Hari Ini, UTBK Gelombang Pertama Diikuti 698.505 Peserta

Hari Ini, UTBK Gelombang Pertama Diikuti 698.505 Peserta
Sejumlah peserta mengikuti ujian Seleksi Bersama Masuk Perguruan Tinggi Negeri (SBMPTN) berbasis Komputer (Computer Based Test) ( Foto: Antara/Indriarto Eko Suwarso )
Maria Fatima Bona / WBP Sabtu, 13 April 2019 | 09:07 WIB

Jakarta, Beritasatu.com - Ujian Tulis Berbasis Komputer (UTBK) untuk jalur Seleksi Bersama Masuk Perguruan Tinggi Negeri (SBMPTN) 2019 dilakukan dalam dua kali. Untuk gelombang pertama dilaksanakan pada 13 dan 14 April 2019. Berdasarkan data Lembaga Tes Masuk Perguruan Tinggi (LTMPT) gelombang pertama diikuti 698.505 peserta yang terdiri dari 516.927 peserta reguler dan 181.578 peserta bidikmisi (biaya pendidikan bagi calon mahasiswa tidak mampu dan memiliki potensi akademik).

Menteri Riset, Teknologi, dan Pendidikan Tinggi (Menristekdikti) Mohamad Nasir mengatakan, peserta dapat mengikuti UTBK dua kali. Apabila nilai kurang memuaskan, bisa mengulang pada gelombang berikutnya.

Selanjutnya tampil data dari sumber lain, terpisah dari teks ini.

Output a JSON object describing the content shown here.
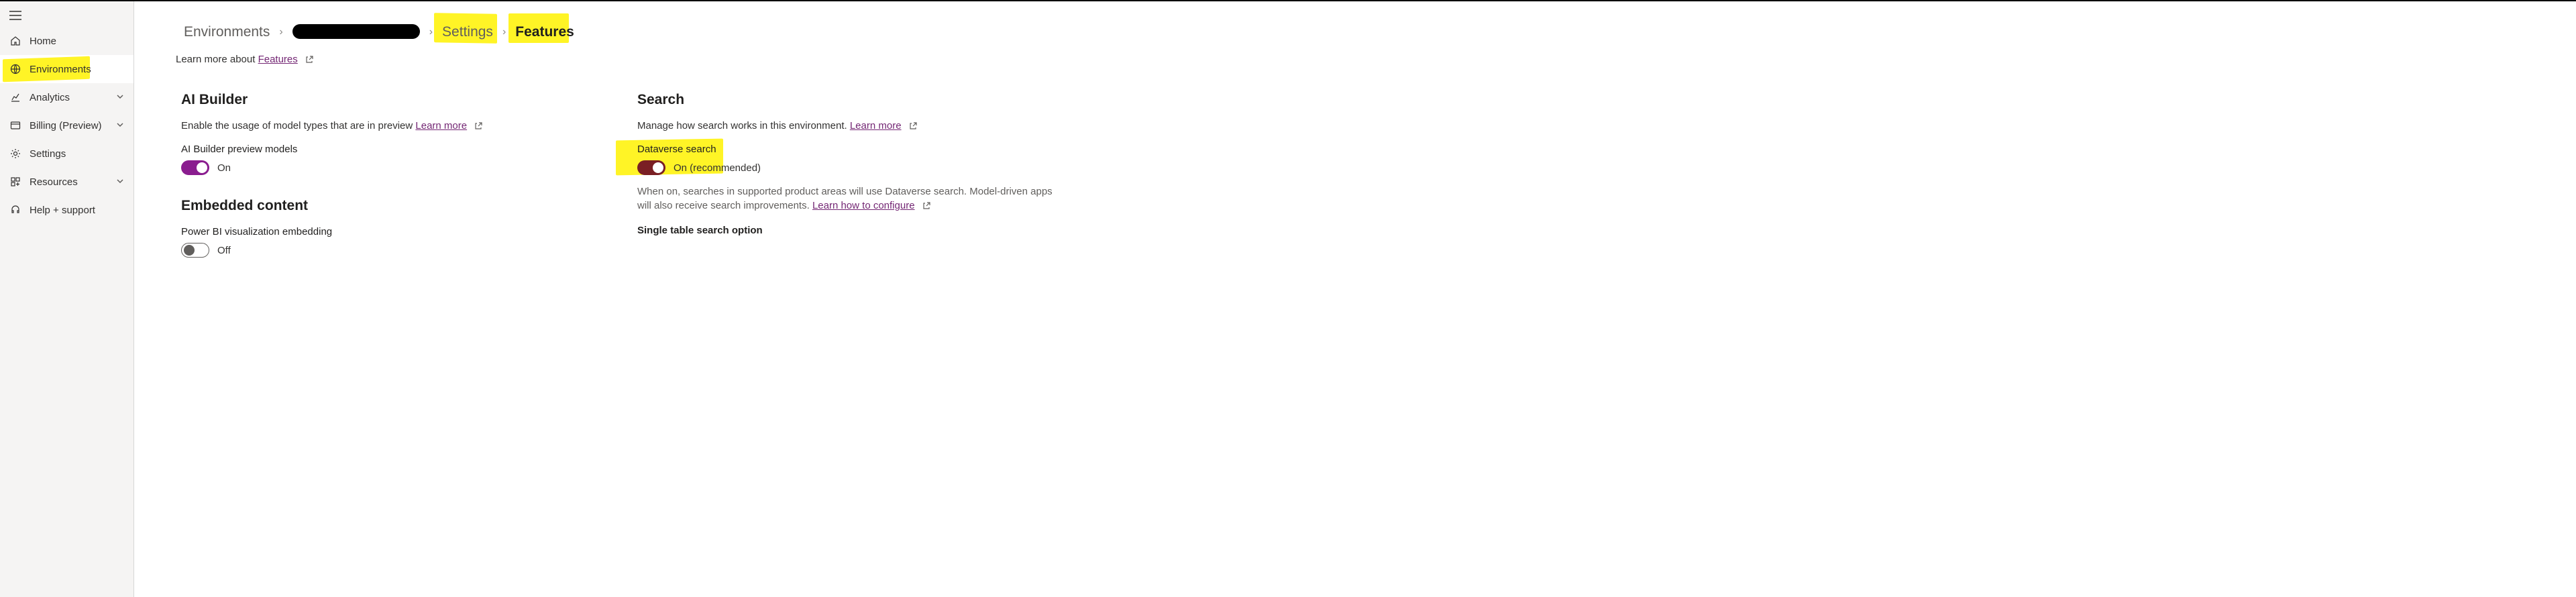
{
  "sidebar": {
    "items": [
      {
        "label": "Home"
      },
      {
        "label": "Environments"
      },
      {
        "label": "Analytics"
      },
      {
        "label": "Billing (Preview)"
      },
      {
        "label": "Settings"
      },
      {
        "label": "Resources"
      },
      {
        "label": "Help + support"
      }
    ]
  },
  "breadcrumb": {
    "environments": "Environments",
    "settings": "Settings",
    "features": "Features"
  },
  "learn_more": {
    "prefix": "Learn more about ",
    "link": "Features"
  },
  "ai_builder": {
    "title": "AI Builder",
    "desc": "Enable the usage of model types that are in preview ",
    "learn_more": "Learn more",
    "field_label": "AI Builder preview models",
    "toggle_state": "On"
  },
  "embedded": {
    "title": "Embedded content",
    "field_label": "Power BI visualization embedding",
    "toggle_state": "Off"
  },
  "search": {
    "title": "Search",
    "desc": "Manage how search works in this environment. ",
    "learn_more": "Learn more",
    "dataverse_label": "Dataverse search",
    "dataverse_state": "On (recommended)",
    "dataverse_desc_1": "When on, searches in supported product areas will use Dataverse search. Model-driven apps will also receive search improvements. ",
    "configure_link": "Learn how to configure",
    "single_table_label": "Single table search option"
  }
}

Adapun pengumuman hasil UTBK 2019 paling lambat 10 hari setelah pelaksanaan. "Nilai terbaik yang diajukan untuk mendaftar ke perguruan tinggi yang diinginkan. Sudah ada nilainya, sudah tidak ada ujian lagi setelah itu. Mudah-mudahan bisa berjalan dengan baik,” kata Mohamad Nasir di Gedung Kemristekdikti, Jakarta, Jumat (12/4/2019).

Mohamad Nasir menyebutkan, masuk SBMPTN lewat jalur UTBK menunjukkan peningkatan layanan pendidikan semakin baik. Skema UTBK ini hasil studi banding dari negara di Eropa dan Amerika. "Peneriamaan mahasiswa di  Amerika Serikat (AS) dan Kanada mengunakan skema hasil Tes SAT atau (Scholastic Aptitude Test)," kata Mohamad Nasir.

Dengan mengantongi hasil tes UTBK ini, menurut Mohamad Nasir, calon mahasiswa dapat mempertimbangkan PTN mana yang lebih berpeluang. Selain itu, UTBK juga menghemat anggaran karena dilakukan online. Peserta dapat mengikuti UTBK dari mana saja sesuai jadwal tanpa harus mendatangi perguruan tinggi yang diinginkan," kata Mohamad Nasir.

“Kami harap skema UTBK ini bisa membantu rakyat Indonesia. Enggak usah berbondong-bondong ujian di Jakarta, katakan dari Papua untuk mendaftar di UI, enggak usah ujian di Jakarta, dapat menjalankan ujian di Papua, atau sebaliknya,” terang mantan rektor Univertias Diponegoro (Undip) ini.

Sementara Ketua LTMPT Ravik Karsidi mengatakan,  UTBK gelombang kedua dilaksanakan pada 11 hingga 26 Mei 2019 dengan total peserta 597.115 peserta yang terdiri dari 419.049 peserta reguler dan 178.066 peserta bidikmisi.

Ravik Karsidi menyebutkan, dari jumlah peserta UTBK gelombang kedua tersebut yang mengikuti kelompok ujian Saintek 304.301 peserta dan kelompok ujian soshum 292.814 peserta dengan kapasitas ruang ujian 27.031 ruang di 73 PTN Pusat UTBK.

Ravik Karsidi mengimbau kepada semua pihak agar berperan aktif menjaga suasana pelaksanaan UTBK 2019 berlangsung tertib, aman dan nyaman. “Selama berlangsungnya UTBK 2019 pihak luar tidak diperbolehkan memasuki ruang ujian, kecuali panitia,” ujar Ravik Karsidi.

Sebagai informasi, pada pelaksanaan UTBK gelombang pertama Sabtu (13/4), Menteri Nasir bersama Ravik Karsidi dijadwalkan meninjau langsung di FK Universitas Indonesia (UI) Salemba.